Although the MFP secured the most votes in the election, obtaining 151 seats, the amendment for Article 112 was not included in the memorandum of understanding (MOU) among the political parties in the pro-democracy alliance. MFP needed 375 votes out of a total of 749 in the Senate and House of Representatives, but they only managed to gain 324 votes of the 705 members present (182 votes against Pita and 199 abstentions). In the second vote for the prime minister on July 19, 2023, debates flared between the pro-democracy and conservative royal-democracy (royalist elites and the monarchy) sides over whether Pita could be nominated twice to be prime minister. Then, the Constitutional Court suspended Pita from his duties as an elected member of the House of Representatives, further heightening the tension.

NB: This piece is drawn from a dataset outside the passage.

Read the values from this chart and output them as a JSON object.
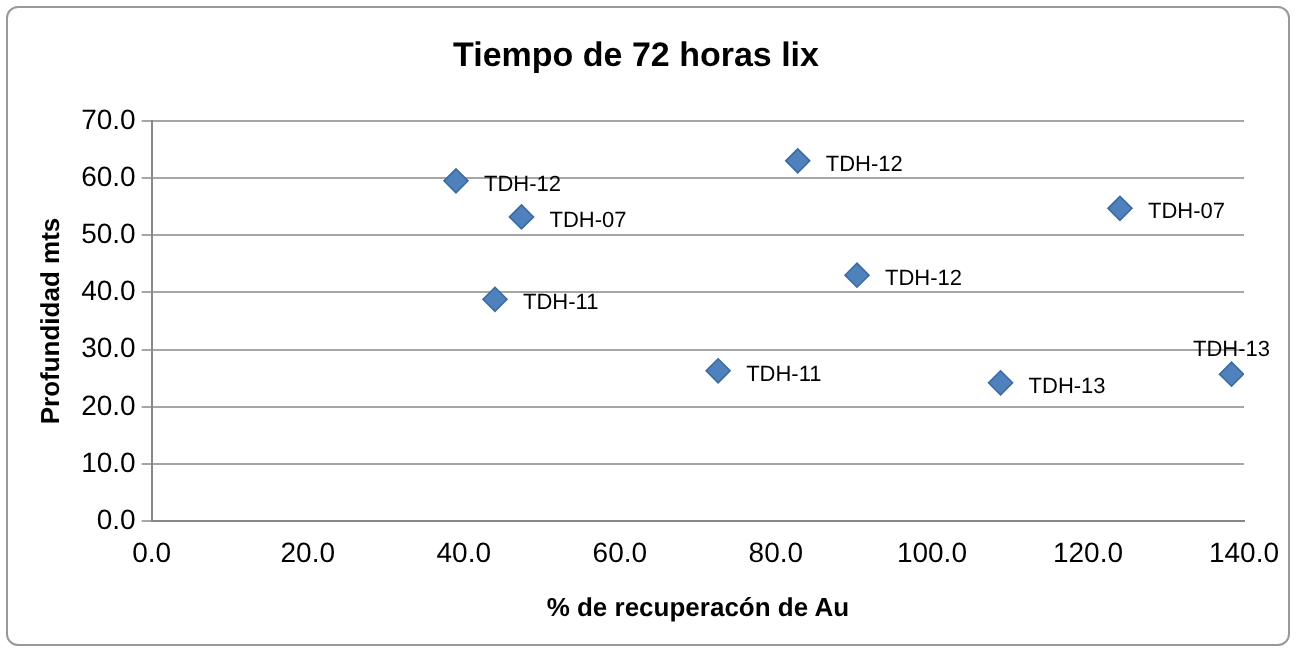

The Office of the Ombudsman filed a petition with the Constitutional Court to reject Pita's renomination as the prime minister and requested that parliament postpone the next vote. Parliament president, Wan Muhamad Noor Matha, decided to suspend the vote pending the court's ruling. This gave the Pheu Thai Party (PTP), which holds the second most seats in the House of Representatives (141 seats), an opportunity to form a coalition government and nominate their own candidate to be prime minister, according to a prior agreement with the MFP. But PTP forged a new deal after negotiations with the Bhumjaithai Party (BP) and the Palang Pracharath Party (PPRP) to secure support from the military and conservatives. The traditional backroom bargaining game of Thai politics was well and truly on.
BP, led by Anuthin Charnvirakul, and the PPRP, led by General Prawit Wongsuwan, insisted that they would not form a coalition government or support the PTP's prime minister candidate if the MFP remained in the coalition. This shift marked a change in the Thai political dynamic, shifting from the longstanding binary battle between the “red shirts” (groups aligned with Thaksin Shinawatra, the tycoon-turned-populist-politician who served as prime minister from 2001 until he was ousted in a military coup in 2006) and the “yellow shirts” (pro-monarchy forces) to a more complex conflict with the MFP and the PTP, two parties striving for greater democracy, vying for leadership.